The shoulder seasons of spring and fall offer milder temperatures, and fewer crowds making it an excellent time of year to enjoy the blossoms in spring, or the vibrant colors of autumn.

Vancouver in winter remains mild compared to other regions, and although there's a good chance of rain, it's a popular time for winter sports lovers to take to the surrounding mountains to enjoy skiing and snowboarding.

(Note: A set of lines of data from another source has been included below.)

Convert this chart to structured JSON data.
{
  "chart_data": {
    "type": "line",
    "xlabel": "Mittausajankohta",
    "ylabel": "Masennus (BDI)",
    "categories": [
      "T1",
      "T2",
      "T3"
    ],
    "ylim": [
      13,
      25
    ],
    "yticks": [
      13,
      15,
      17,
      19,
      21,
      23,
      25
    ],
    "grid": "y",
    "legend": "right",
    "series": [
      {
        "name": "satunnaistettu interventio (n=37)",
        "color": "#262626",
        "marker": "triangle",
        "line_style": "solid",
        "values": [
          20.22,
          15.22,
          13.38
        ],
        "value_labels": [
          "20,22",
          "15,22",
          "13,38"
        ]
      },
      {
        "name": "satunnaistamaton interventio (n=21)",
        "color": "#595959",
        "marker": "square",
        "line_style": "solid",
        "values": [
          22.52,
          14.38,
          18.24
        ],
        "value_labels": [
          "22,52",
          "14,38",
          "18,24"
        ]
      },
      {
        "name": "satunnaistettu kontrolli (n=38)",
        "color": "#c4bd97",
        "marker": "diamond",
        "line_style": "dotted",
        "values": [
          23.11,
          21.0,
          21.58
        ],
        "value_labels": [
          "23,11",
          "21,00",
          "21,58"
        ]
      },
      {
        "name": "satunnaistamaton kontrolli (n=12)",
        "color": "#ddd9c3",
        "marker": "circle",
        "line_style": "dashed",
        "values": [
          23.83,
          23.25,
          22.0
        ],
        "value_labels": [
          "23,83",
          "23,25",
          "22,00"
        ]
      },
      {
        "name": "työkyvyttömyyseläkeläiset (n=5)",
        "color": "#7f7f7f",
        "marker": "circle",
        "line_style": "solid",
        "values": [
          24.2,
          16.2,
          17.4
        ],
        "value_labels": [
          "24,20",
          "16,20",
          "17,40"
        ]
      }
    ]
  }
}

Things to see once you reach Vancouver

Vancouver is known for its thriving arts scene, and its cultural diversity is reflected in the many events and attractions on offer, as well as in its cuisine, with many excellent places to eat out. Here are some of our favorite attractions when visiting the city:

  1. Stanley Park - The urban park is near downtown Vancouver. As you walk the urban oasis, you'll have views of the skyline, and discover beaches and forests along the trails.
  2. Granville Island - The cultural epicenter of Vancouver. Go here for gourmet dining, and art galleries. As you find a spot to eat next to False Creek, you'll see street performers along the way.
  3. Gastown - Visit the oldest neighborhood in Vancouver. Walk the cobblestone streets as you pop into restaurants, bars, and trendy boutique shops and admire the historic buildings.
  4. Capilano Suspension Bridge Park - Albeit a slight trip outside of Vancouver, a walk across the iconic suspension bridge. Suspended above the Capilano River, it's a place for nature lovers.
  5. Museum of Anthropology - Discover the cultural heritage of indigenous people. You'll find artwork, and artifacts including, and totem poles. Enjoy a guided tour to get the most out of the collection.

With its stunning natural surroundings, breathtaking landscapes, and beautiful beaches, Vancouver is an outdoor lover's paradise. Its friendly atmosphere and relaxing vibe make it a perfect destination for any visitor, so what are you waiting for, why not start planning your trip today?